What is the average of a random hemispherical distribution

[Centrefuge]

Hello,
I'm trying to write a monte carlo simulation for an optical analysis.

Half the area of a sphere is within 60 degrees of the poles. Hence, I'm assuming half of randomly directed radiation should fall within 60 degrees of the poles, when radiation is generated at the center of the sphere.

I have tried 3 algorithms so far for generating a random angle, and I test each one by averaging all of the angles. It seems to me that the average angle of a truly random distribution should be 60 degrees because half the angles will fall below 60 degrees and half above 60 degrees in a uniform distribution. So far all 3 algorithms give me the same value ~57.3 when averaged over hundreds of millions of runs.

So I'm thinking, either the pseudo-random number generator on python is making the same mistake in each algorithm, or I'm not correct that the average will be 60 degrees. Could someone please confirm that the average of a hemispherical distribution of angles would be 60? THANKS!

 

[awkward]

It's tricky to generate a point uniformly distributed on the surface of a sphere. In particular, generating the latitude and longitude uniformly will not work. You can find a discussion here: http://mathworld.wolfram.com/SpherePointPicking.html

The definition of "uniformly distributed" is that at point's probability of landing in a region is proportional to the area of the region. You are correct that 1/2 of the points should be within 60 degrees of the poles, because the two "spherical caps" (the regions within 60 degrees of a pole) each have area \pi r^2, so the total area within 60 degrees of the poles is 2 \pi r^2. Since the area of a sphere is 4 \pi r^2, the probability of a point's landing within the spherical caps is \frac{2 \pi r^2}{4 \pi r^2} = \frac{1}{2}.

[Edit] On re-reading your post, though, I see you are averaging the angles. That's not the same as counting the points that lie in a specified region. So no, I don't think the average angle should be 60 degrees. I'll look into this more later, but I don't have time to right now.[/edit]

 

[marcusl]

As awkward states, the distribution of points on a sphere does not uniform have a uniform distribution in polar angle theta. What's more, the "average angle" of points uniformly distributed on a sphere does not have a 2D answer since a spherical surface has no center. (In 3D, of course, the average is the origin at the center of the sphere.)

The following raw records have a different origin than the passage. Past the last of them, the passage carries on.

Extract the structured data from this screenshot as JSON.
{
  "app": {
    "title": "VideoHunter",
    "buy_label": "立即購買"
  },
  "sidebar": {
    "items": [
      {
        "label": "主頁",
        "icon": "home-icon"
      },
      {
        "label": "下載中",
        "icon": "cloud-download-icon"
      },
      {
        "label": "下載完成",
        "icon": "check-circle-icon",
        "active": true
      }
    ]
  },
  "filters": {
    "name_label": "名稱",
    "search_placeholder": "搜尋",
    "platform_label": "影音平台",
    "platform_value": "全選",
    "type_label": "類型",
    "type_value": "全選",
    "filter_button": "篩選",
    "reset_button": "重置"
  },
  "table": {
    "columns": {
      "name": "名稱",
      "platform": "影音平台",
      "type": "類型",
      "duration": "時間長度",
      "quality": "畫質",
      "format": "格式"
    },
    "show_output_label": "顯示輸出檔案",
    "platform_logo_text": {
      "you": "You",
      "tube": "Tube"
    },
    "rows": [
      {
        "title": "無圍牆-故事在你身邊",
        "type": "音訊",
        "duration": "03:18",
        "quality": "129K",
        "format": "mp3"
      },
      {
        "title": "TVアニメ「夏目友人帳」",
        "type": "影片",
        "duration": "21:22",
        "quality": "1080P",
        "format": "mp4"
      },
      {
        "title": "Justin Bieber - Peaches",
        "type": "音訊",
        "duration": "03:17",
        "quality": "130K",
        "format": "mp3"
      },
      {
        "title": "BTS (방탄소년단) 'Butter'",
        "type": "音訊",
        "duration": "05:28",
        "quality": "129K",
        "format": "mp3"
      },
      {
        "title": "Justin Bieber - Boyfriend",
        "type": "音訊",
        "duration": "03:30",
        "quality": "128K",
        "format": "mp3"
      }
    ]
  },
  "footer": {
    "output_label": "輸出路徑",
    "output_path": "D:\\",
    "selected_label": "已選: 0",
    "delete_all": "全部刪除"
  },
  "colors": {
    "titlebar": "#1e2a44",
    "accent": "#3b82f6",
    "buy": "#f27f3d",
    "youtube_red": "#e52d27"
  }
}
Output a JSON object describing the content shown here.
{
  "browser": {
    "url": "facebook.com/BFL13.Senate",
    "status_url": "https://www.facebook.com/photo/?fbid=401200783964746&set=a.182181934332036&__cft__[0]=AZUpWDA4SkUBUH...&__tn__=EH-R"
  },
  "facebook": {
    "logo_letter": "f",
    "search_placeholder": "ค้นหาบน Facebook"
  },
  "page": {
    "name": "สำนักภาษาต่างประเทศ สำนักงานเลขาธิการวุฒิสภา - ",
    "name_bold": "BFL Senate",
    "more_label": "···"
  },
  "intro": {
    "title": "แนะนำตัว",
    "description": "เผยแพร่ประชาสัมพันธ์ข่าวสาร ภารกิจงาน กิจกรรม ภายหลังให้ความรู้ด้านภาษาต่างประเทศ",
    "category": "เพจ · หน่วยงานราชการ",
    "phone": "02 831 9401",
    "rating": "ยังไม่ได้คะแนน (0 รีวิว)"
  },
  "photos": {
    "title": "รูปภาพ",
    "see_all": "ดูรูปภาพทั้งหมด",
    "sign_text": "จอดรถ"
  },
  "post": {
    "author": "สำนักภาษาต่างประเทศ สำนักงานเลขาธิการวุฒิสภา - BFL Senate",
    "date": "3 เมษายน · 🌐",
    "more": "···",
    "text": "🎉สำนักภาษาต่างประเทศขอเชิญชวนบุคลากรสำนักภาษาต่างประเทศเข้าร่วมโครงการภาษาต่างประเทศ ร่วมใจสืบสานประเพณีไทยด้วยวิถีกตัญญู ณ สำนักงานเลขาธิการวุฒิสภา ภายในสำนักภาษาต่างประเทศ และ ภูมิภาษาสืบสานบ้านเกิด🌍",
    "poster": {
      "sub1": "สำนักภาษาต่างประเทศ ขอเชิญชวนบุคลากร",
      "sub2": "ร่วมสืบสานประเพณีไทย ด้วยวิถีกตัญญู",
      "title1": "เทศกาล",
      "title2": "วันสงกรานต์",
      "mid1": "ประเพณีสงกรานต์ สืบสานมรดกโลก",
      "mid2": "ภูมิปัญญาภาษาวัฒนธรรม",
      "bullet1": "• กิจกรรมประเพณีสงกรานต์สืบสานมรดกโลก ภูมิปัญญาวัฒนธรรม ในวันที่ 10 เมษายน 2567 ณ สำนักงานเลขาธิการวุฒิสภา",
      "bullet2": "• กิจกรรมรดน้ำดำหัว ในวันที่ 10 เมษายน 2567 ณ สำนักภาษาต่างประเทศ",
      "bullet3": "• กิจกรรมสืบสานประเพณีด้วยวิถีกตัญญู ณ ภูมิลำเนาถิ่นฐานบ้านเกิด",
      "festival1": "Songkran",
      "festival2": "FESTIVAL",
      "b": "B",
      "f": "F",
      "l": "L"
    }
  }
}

There are many ways to compute samples on a sphere--there's even a method based on Archimedes' observation in 200 BC that the area of cylinder (neglecting endcaps) is the same as that of an inscribed sphere. In practice, some work better than others when considering finite precision of computational systems. My favorite approach, which is pretty foolproof, is this:
Muller, M.E., “A Note on a Method For Generating Points Uniformly on N-Dimensional Spheres,” Comm. of the ACM, vol. 2, p. 19-20 (1959).

 

[awkward]

OK, as I wrote earlier, the most direct way to check that you are generating uniformly distributed points is to check that the number of points in a region on the surface of the sphere is proportional to the area of the region; that's the definition of "uniformly distributed". But since you're looking at the average angle, let's see if we can figure out what that should be.

I'm assuming that \phi is zero at the "north pole" and you are generating points uniformly distributed on the hemisphere where 0 \leq \phi \leq \pi/2. If so, then the joint pdf of (\theta, \phi) is $$f(\theta, \phi) = \frac{1}{2 \pi} \sin \phi$$ for 0 \leq \theta \leq 2 \pi and 0 \leq \phi \leq \pi / 2, so the expected value of \phi is
$$\int_0^{2 \pi} \int_0^{\pi /2} \phi \; \sin \phi \; d\phi \; d\theta = 1 \text{ radian} = 57.3 \text{ degrees}$$
(calculus left as an exercise for the reader).

So it appears from this result that you are correctly generating the uniformly distributed points.

 

[mfb]

This just boils down to "the median (here: 60°) is not always the same as the average (here: 57.3°)".

Why don't you check how many angles are below / above 60°? This should give 1/2 as answer.